Add potatoes, carrots, mushrooms, celery and onion to your 12 inch Dutch oven. Season liberally with salt and pepper. Add some olive oil and and give it a good mix. Place garlic cloves and butter on top of the vegetables. Add white wine and lemon juice.

Cut game hens in two by slicing through the breast and backbone with a large knife. Rinse each half and pat dry. Season both sides liberally with poultry seasoning. Arrange game hen half on top of the vegetables. Place a sprig of fresh rosemary beneath each piece.

Bake using 9 coals on the bottom and 16 on top to get 350 Deg F in your 12 inch dutch oven.

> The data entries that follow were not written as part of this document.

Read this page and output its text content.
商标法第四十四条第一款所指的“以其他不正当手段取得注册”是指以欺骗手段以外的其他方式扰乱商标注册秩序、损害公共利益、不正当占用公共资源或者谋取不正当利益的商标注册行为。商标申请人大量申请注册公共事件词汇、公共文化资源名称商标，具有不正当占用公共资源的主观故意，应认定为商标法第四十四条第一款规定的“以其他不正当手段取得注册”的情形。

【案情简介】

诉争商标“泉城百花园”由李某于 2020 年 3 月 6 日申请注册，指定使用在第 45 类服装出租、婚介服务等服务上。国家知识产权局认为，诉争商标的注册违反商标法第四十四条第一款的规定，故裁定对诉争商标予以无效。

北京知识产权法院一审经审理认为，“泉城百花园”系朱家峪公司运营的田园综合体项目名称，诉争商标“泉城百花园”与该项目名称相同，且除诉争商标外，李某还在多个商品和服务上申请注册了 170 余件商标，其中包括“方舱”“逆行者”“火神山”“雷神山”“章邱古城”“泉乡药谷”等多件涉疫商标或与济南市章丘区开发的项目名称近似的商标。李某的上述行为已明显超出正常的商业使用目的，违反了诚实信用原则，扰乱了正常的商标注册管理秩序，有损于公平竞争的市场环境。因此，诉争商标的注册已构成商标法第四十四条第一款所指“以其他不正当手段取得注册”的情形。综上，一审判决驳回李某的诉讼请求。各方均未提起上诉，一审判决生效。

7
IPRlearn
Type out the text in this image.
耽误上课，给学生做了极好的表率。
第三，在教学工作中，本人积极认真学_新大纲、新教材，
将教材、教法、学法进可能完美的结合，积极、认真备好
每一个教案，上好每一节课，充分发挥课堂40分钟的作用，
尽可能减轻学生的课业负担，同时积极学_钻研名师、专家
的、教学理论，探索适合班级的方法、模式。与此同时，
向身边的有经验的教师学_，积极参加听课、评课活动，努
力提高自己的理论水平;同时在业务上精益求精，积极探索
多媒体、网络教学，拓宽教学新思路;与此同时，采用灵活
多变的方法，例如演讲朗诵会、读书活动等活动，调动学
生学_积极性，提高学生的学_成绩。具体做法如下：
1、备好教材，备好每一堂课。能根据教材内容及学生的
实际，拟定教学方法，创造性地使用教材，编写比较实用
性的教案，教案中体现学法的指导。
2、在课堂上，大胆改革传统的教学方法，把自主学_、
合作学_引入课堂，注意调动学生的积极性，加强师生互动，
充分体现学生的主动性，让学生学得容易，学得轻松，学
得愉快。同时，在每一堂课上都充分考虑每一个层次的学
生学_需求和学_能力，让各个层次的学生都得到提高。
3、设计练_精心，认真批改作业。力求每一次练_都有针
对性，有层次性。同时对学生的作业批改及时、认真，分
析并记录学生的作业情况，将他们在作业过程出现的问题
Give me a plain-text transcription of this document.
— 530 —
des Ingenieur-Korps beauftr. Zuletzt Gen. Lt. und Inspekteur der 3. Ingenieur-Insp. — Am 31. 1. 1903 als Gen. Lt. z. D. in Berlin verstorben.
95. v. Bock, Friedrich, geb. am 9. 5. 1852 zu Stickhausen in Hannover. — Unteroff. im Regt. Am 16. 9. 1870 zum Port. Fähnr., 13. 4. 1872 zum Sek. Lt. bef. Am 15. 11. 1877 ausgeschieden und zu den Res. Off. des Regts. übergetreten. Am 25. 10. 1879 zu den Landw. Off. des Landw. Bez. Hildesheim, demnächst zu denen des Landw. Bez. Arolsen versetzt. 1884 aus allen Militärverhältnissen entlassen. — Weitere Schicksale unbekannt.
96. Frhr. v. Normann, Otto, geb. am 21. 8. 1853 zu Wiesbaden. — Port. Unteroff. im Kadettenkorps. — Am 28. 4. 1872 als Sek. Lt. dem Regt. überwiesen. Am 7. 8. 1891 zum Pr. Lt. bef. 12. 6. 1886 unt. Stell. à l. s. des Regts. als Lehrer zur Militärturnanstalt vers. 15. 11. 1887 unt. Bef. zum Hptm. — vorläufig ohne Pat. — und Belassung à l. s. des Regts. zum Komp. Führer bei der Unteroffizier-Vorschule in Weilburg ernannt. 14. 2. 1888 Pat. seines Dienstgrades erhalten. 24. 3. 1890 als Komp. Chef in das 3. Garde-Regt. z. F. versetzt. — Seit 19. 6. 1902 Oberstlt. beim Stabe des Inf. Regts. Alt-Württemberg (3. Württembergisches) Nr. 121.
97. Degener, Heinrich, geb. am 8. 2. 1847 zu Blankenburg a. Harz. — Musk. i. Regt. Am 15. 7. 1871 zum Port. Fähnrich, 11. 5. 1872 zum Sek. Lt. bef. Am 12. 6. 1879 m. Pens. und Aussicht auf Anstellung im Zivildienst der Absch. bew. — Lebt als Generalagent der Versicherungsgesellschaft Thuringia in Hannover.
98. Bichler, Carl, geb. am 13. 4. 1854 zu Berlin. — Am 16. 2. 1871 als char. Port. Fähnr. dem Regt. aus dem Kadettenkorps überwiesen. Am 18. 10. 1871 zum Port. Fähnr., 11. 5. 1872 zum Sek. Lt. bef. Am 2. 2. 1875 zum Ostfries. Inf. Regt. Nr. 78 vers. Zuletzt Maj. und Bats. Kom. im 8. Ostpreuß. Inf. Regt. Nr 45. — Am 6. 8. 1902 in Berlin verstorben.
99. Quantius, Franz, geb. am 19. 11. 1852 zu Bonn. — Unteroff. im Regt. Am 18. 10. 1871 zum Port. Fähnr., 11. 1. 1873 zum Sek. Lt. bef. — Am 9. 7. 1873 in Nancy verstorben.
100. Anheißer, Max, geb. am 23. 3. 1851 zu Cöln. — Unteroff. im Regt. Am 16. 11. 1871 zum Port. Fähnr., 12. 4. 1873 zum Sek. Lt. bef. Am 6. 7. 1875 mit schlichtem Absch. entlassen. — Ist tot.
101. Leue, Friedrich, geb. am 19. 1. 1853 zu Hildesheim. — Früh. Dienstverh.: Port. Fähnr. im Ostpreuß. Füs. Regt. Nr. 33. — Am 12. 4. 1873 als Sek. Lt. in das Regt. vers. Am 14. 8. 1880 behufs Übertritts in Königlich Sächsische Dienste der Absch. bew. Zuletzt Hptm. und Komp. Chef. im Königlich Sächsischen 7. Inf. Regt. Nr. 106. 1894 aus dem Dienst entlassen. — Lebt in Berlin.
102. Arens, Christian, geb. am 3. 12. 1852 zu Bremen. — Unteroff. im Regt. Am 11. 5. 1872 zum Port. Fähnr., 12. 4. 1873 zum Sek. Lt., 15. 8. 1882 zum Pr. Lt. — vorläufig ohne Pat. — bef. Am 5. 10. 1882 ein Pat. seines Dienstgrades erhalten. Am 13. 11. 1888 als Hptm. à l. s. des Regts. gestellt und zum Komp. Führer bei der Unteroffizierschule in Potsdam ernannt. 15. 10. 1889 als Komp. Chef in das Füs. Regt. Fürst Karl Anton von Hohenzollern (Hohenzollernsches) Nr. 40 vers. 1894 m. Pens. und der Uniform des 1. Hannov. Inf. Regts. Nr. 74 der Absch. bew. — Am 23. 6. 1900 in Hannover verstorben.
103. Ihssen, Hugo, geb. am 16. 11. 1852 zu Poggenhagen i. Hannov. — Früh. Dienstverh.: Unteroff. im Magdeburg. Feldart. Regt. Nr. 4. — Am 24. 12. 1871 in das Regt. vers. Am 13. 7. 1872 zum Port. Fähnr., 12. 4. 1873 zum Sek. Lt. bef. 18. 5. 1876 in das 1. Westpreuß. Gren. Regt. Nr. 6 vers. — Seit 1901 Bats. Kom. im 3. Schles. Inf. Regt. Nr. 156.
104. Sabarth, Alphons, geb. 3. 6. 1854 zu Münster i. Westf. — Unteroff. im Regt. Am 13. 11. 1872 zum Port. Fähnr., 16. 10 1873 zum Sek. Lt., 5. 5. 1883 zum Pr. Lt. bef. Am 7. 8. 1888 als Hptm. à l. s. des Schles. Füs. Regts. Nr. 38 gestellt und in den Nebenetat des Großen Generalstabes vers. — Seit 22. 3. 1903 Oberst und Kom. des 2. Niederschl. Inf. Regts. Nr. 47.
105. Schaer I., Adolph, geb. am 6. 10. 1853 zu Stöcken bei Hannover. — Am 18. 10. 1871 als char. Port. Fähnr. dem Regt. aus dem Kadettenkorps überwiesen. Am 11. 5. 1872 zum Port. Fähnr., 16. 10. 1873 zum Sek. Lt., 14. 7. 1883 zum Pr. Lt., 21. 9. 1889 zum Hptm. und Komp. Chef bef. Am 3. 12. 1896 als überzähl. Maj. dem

When the vegetables begin to soften, transfer the broth from bottom of the DO into a sauce pan or another small 6” dutch oven using a turkey baster. Add a 1/4 stick of butter. Season with salt, pepper and poultry seasoning. Thicken the broth with cornstarch and reduce using bottom heat to make gravy.

While the gravy is thickening, add more coals to the lid to brown the skin on the game hens.

Total baking time is 1 1/2 to 2 hours. The meal is done when the internal temperature of the hens reaches 165 Deg. F. and the vegetables are soft.